Desistência voluntária: “Entenderam as instâncias ordinárias que, tendo o paciente desistido de consumar a
conjunção carnal, após ter ejaculado nas pernas da menina, ficou ele absolvido da tentativa de manter conjunção
carnal, tanto que sequer foi apresentada denúncia no tocante a essa conduta. 2 - Nos termos da parte final do
art. 15 do Código Penal, deve o acusado responder pelos atos até então praticados, que, isoladamente apreciados,
caracterizaram o crime previsto no antigo art. 214 do Estatuto Repressor (hoje previsto na parte final do art. 213 do
aludido código), motivo pelo qual foi ofertada a denúncia que culminou na condenação do paciente, inexistindo, a
meu ver, qualquer constrangimento a ser sanado. 3 - As alterações trazidas pela Lei nº 12.015/2009 não modificaram a
situação do paciente, pois tanto a conjunção carnal como outros atos libidinosos continuam definidos como ilícitos
penais, ocorrendo tão somente a unificação do nomem juris dos crimes, ambos agora definidos como estupro, em
função da modificação legislativa que incluiu as duas condutas típicas em único tipo penal plurissubsistente.” (STJ, HC
125.259/MG, Rel. Min. Haroldo Rodrigues, 6a Turma, julgado em 23.11.2010).

Revogação da presunção de violência: “Inicialmente, enfatizou-se que a Lei 12.015/2009, dentre outras alterações,
criou o delito de estupro de vulnerável, que se caracteriza pela prática de qualquer ato libidinoso com menor de 14
anos ou com pessoa que, por enfermidade ou deficiência mental, não tenha o necessário discernimento ou não possa
oferecer resistência. Frisou-se que o novel diploma também revogara o art. 224 do CP, que cuidava das hipóteses de
violência presumida, as quais passaram a constituir elementos do estupro de vulnerável, com pena mais severa,
abandonando-se, desse modo, o sistema da presunção, sendo inserido tipo penal específico para tais situações.” (STF,
HC 99.993/SP, Rel. Min. Joaquim Barbosa, 2a Turma, julgado em 24.11.2009).

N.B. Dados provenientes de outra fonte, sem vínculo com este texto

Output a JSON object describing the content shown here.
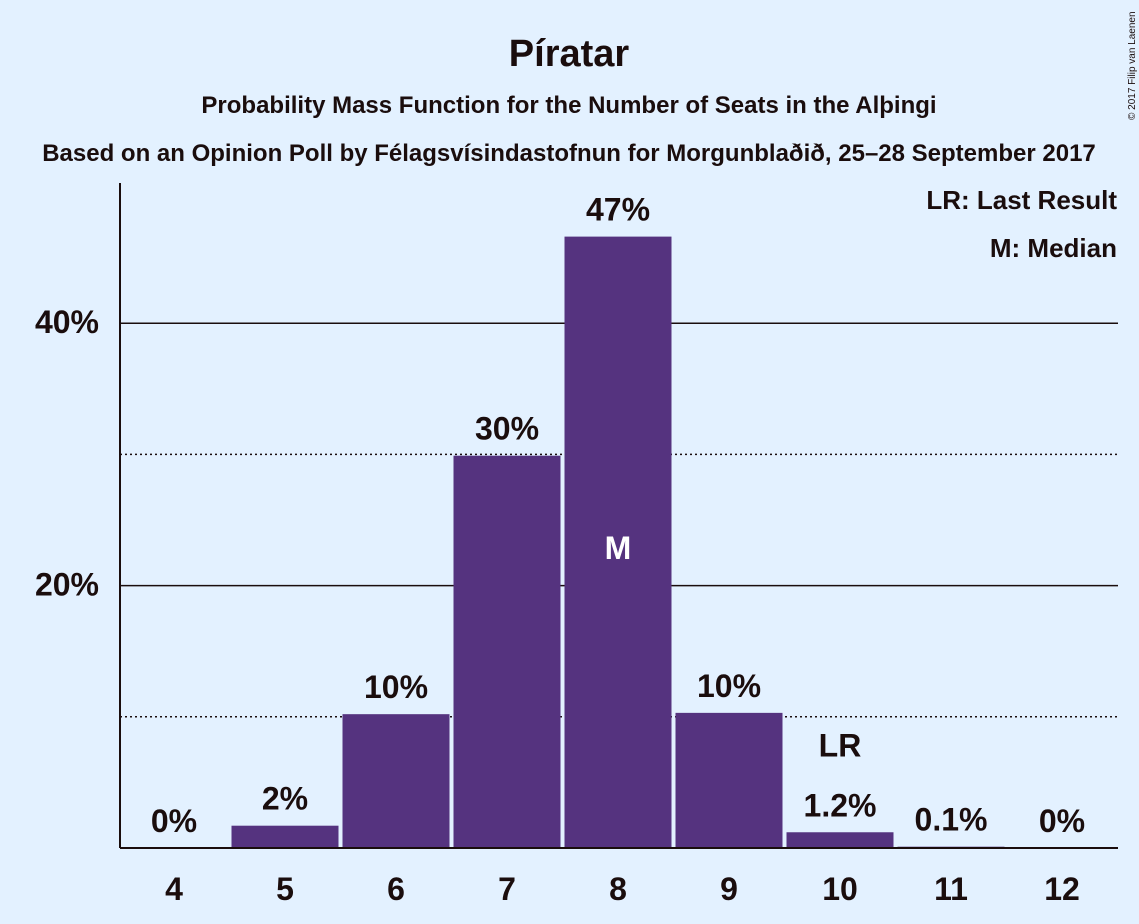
{
  "chart_data": {
    "type": "bar",
    "title": "Píratar",
    "subtitle": "Probability Mass Function for the Number of Seats in the Alþingi",
    "source": "Based on an Opinion Poll by Félagsvísindastofnun for Morgunblaðið, 25–28 September 2017",
    "copyright": "© 2017 Filip van Laenen",
    "categories": [
      "4",
      "5",
      "6",
      "7",
      "8",
      "9",
      "10",
      "11",
      "12"
    ],
    "values": [
      0,
      1.7,
      10.2,
      29.9,
      46.6,
      10.3,
      1.2,
      0.1,
      0
    ],
    "data_labels": [
      "0%",
      "2%",
      "10%",
      "30%",
      "47%",
      "10%",
      "1.2%",
      "0.1%",
      "0%"
    ],
    "ylim": [
      0,
      50
    ],
    "y_ticks": [
      {
        "value": 20,
        "label": "20%"
      },
      {
        "value": 40,
        "label": "40%"
      }
    ],
    "dotted_gridlines": [
      10,
      30
    ],
    "median_category": "8",
    "median_marker": "M",
    "last_result_category": "10",
    "last_result_marker": "LR",
    "legend": {
      "placement": "top-right",
      "items": [
        "LR: Last Result",
        "M: Median"
      ]
    },
    "colors": {
      "bar": "#55337f",
      "background": "#e3f1ff",
      "text": "#1a0d0d"
    }
  }
}
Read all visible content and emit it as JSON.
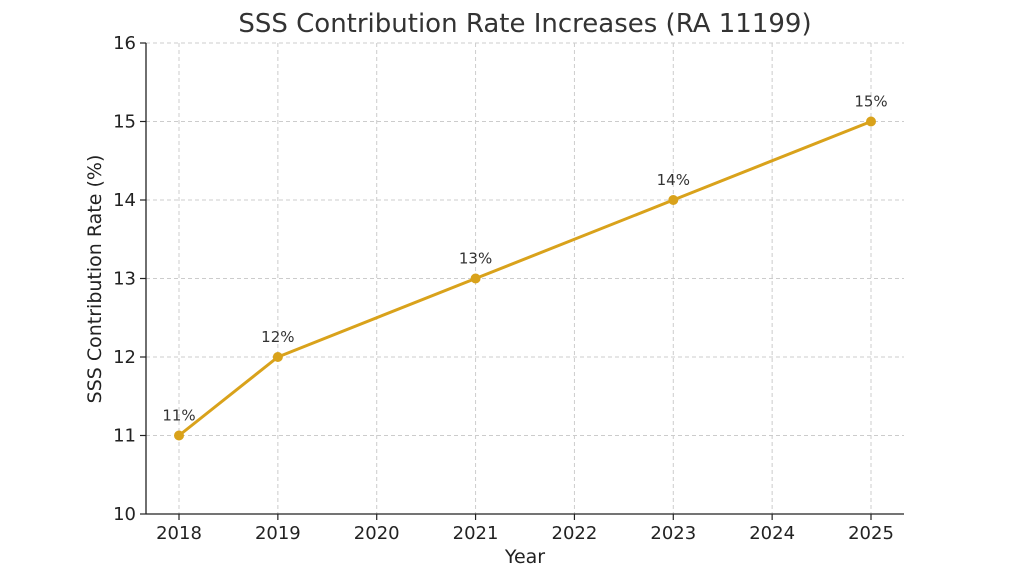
{
  "chart_data": {
    "type": "line",
    "title": "SSS Contribution Rate Increases (RA 11199)",
    "xlabel": "Year",
    "ylabel": "SSS Contribution Rate (%)",
    "x": [
      "2018",
      "2019",
      "2020",
      "2021",
      "2022",
      "2023",
      "2024",
      "2025"
    ],
    "series": [
      {
        "name": "SSS Contribution Rate",
        "color": "#d9a21b",
        "points": [
          {
            "x": "2018",
            "y": 11,
            "label": "11%"
          },
          {
            "x": "2019",
            "y": 12,
            "label": "12%"
          },
          {
            "x": "2021",
            "y": 13,
            "label": "13%"
          },
          {
            "x": "2023",
            "y": 14,
            "label": "14%"
          },
          {
            "x": "2025",
            "y": 15,
            "label": "15%"
          }
        ]
      }
    ],
    "ylim": [
      10,
      16
    ],
    "yticks": [
      "10",
      "11",
      "12",
      "13",
      "14",
      "15",
      "16"
    ],
    "grid": true
  }
}
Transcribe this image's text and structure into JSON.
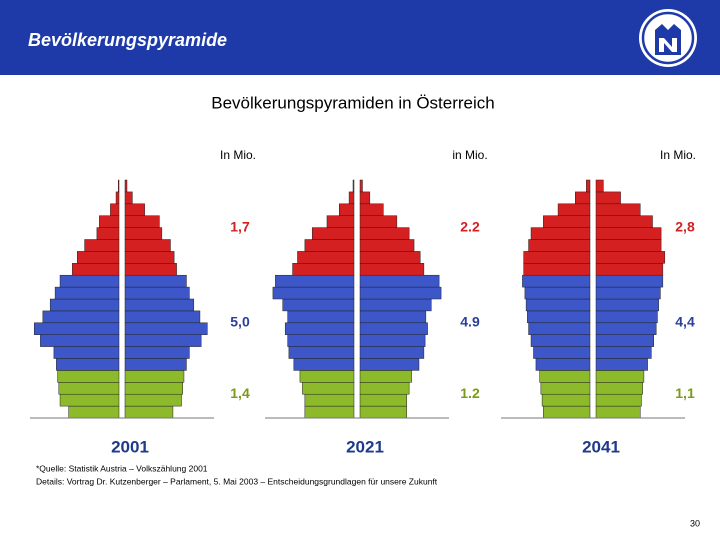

Emprego de violência: “Caracteriza-se a violência real não apenas nas situações em que se verificam lesões corporais,
mas sempre que é empregada força física contra a vítima, cerceando-lhe a liberdade de agir, segundo a sua vontade.
2. Demonstrado o uso de força física para contrapor-se à resistência da vítima, resta evidenciado o emprego de
violência real.” (STF, HC 81.848/PE, Rel. Min. Maurício Corrêa, 2a Turma, DJ 28.06.2002).

Falha fisiológica: “Dado início à execução do crime de estupro, consistente no emprego de grave ameaça à vítima, e na
ação, via contato físico, só não se realizando a consumação em virtude de momentânea falha fisiológica, alheia à
vontade do agente, tudo isso caracteriza a tentativa e afasta, simultaneamente, a denominada desistência voluntária”
(STJ, REsp. 792.625/DF, Rel. Min. Feliz Fischer, 5a Turma, DJ 27.11.2006).

A palavra da vítima: “A palavra da vítima, em sede de crime de estupro [...], em regra, é elemento de convicção de
alta importância, levando-se em conta que estes crimes, geralmente, não têm testemunhas, ou deixam vestígios. (STJ,
HC 98.093/SC, Rel. Min. Felix Fischer, 5a Turma, DJ 12.5.2008).